Действительно, местами – острое художественное зрение, тонкая душевная угадка, какая даётся редкому критику; и – меткие общие заключения. (Хотя не пойму, что значит «галлюцинация реальности» у меня или где у меня «реализм избыточности».)
Очень отчётливо – о композиции, ритме, о русской теме, органичной сроднённости с русским языком. Немало труда пришлось приложить Нива и чтоб уточнить биографические факты (из-за физического удаления – тут неизбежные ошибки, изрядно), и немало же, чтоб, интуитивно, пробраться сквозь ходячие обо мне кривотолкования. (Часть и осталась: легенда, будто я потому так усиленно пишу, что это даёт мне надежду отсрочки от смерти; да якобы любование теократией; или никогда не былая ненависть к Плеханову.) Но – понял он моё положение между эмигрантщиной и мировой образованщиной, безвыходно обложенное неприязнью, и верно предрекает: «У Солженицына всё меньше шансов быть услышанным».

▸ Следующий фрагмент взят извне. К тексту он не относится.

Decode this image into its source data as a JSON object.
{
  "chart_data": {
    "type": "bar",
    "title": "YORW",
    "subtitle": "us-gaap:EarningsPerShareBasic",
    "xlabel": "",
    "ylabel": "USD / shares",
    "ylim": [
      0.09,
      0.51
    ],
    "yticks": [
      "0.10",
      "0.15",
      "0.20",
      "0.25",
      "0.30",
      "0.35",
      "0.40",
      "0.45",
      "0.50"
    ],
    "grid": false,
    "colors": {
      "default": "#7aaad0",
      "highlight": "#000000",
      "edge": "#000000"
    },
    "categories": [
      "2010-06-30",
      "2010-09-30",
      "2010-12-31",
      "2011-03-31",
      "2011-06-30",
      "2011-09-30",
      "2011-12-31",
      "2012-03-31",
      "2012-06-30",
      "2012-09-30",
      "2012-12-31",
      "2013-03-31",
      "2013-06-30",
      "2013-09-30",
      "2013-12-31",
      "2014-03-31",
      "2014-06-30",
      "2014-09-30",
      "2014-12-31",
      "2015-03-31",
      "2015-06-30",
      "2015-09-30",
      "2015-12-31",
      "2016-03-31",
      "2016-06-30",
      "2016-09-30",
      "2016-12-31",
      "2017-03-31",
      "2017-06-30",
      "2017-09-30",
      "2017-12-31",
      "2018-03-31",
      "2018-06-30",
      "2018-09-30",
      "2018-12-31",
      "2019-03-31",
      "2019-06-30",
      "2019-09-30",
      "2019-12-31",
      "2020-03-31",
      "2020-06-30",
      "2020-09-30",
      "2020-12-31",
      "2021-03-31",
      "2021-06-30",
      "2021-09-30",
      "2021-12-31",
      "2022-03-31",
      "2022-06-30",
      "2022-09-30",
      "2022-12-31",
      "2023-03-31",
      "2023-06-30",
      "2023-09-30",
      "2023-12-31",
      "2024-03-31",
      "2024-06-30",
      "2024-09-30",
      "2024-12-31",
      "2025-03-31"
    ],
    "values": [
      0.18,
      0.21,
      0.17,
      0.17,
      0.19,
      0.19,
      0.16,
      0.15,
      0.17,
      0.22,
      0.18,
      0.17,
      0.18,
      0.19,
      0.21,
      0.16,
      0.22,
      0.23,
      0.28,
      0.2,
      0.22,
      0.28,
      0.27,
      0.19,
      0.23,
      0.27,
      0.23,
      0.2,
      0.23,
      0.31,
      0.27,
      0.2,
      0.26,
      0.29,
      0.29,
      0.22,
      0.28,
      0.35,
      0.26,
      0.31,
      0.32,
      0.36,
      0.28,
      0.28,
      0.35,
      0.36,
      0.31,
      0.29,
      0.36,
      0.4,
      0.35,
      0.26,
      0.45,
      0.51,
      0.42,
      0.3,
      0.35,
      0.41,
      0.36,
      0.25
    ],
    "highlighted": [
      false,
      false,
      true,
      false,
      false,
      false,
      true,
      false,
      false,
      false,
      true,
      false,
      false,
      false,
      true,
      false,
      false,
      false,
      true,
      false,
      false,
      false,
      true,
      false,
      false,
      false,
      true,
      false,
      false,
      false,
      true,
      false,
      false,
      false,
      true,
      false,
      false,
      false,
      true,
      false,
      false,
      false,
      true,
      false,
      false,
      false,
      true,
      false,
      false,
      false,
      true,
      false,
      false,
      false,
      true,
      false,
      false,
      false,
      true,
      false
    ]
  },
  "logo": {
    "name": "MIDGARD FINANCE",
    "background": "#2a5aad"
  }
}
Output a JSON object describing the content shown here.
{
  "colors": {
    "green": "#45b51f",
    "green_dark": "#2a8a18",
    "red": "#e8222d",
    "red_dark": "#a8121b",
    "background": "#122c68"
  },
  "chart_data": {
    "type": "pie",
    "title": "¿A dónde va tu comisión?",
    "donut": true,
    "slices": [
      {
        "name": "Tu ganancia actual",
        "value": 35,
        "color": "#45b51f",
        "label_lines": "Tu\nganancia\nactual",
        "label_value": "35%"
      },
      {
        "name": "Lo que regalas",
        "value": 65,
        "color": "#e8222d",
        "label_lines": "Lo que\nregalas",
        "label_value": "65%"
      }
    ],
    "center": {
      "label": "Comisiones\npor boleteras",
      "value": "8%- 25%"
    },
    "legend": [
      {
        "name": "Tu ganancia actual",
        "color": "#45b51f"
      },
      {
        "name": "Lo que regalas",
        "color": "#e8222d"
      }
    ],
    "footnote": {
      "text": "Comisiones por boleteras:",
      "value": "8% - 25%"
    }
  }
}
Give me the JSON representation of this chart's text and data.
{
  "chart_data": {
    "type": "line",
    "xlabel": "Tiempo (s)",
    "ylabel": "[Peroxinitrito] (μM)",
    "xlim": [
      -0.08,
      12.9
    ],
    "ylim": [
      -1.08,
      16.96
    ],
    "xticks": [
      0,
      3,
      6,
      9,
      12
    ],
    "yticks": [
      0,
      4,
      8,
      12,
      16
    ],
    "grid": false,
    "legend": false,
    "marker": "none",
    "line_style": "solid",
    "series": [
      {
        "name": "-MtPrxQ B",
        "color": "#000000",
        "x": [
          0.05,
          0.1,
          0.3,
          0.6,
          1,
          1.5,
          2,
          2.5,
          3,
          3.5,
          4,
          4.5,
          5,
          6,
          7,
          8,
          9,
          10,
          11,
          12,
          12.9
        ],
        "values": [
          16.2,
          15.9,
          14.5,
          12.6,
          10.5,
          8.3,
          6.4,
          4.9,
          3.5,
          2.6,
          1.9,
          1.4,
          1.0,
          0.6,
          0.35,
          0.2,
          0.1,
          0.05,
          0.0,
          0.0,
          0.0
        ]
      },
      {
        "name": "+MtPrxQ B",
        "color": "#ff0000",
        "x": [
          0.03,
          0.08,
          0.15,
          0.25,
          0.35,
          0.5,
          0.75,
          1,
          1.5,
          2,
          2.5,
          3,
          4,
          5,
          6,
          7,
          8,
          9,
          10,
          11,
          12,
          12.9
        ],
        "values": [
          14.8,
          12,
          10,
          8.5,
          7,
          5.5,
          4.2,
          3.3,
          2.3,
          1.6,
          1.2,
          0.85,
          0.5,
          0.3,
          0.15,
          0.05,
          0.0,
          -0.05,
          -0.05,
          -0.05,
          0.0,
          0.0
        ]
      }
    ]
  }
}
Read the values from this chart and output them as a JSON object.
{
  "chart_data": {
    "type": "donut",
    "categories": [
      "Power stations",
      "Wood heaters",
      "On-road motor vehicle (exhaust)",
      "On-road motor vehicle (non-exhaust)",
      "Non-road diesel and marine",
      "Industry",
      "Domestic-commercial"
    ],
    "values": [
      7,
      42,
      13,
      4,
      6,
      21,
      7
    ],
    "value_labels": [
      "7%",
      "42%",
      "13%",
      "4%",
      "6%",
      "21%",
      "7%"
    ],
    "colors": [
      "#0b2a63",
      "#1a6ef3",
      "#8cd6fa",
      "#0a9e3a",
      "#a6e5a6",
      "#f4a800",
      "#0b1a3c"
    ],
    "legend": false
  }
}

Однако при выходе французского «Октября» к лету 1985 я вынужден был снова отказать Нива в интервью, потому что уже о том дал Струве. А осенью 1985 Нива работал в Гарварде – считается «рядом», и выразил желание приехать. Очень приятный, скромный, даже кроткий, тихоголосый. Мило провели с ним сутки, но не думаю, чтобы наш разговор дал Жоржу искомое им углубление в мою работу: для этого нужна целая полоса общения – и работа, работа над текстами.
А в конце 1983 выехал на Запад Юрий Петрович Любимов. Писал мне из Лондона, что телевидение ФРГ хочет делать постановку по моим книгам, в первую очередь две новеллы о Ленине и Сталине (сюжет и охват ещё не уточнены).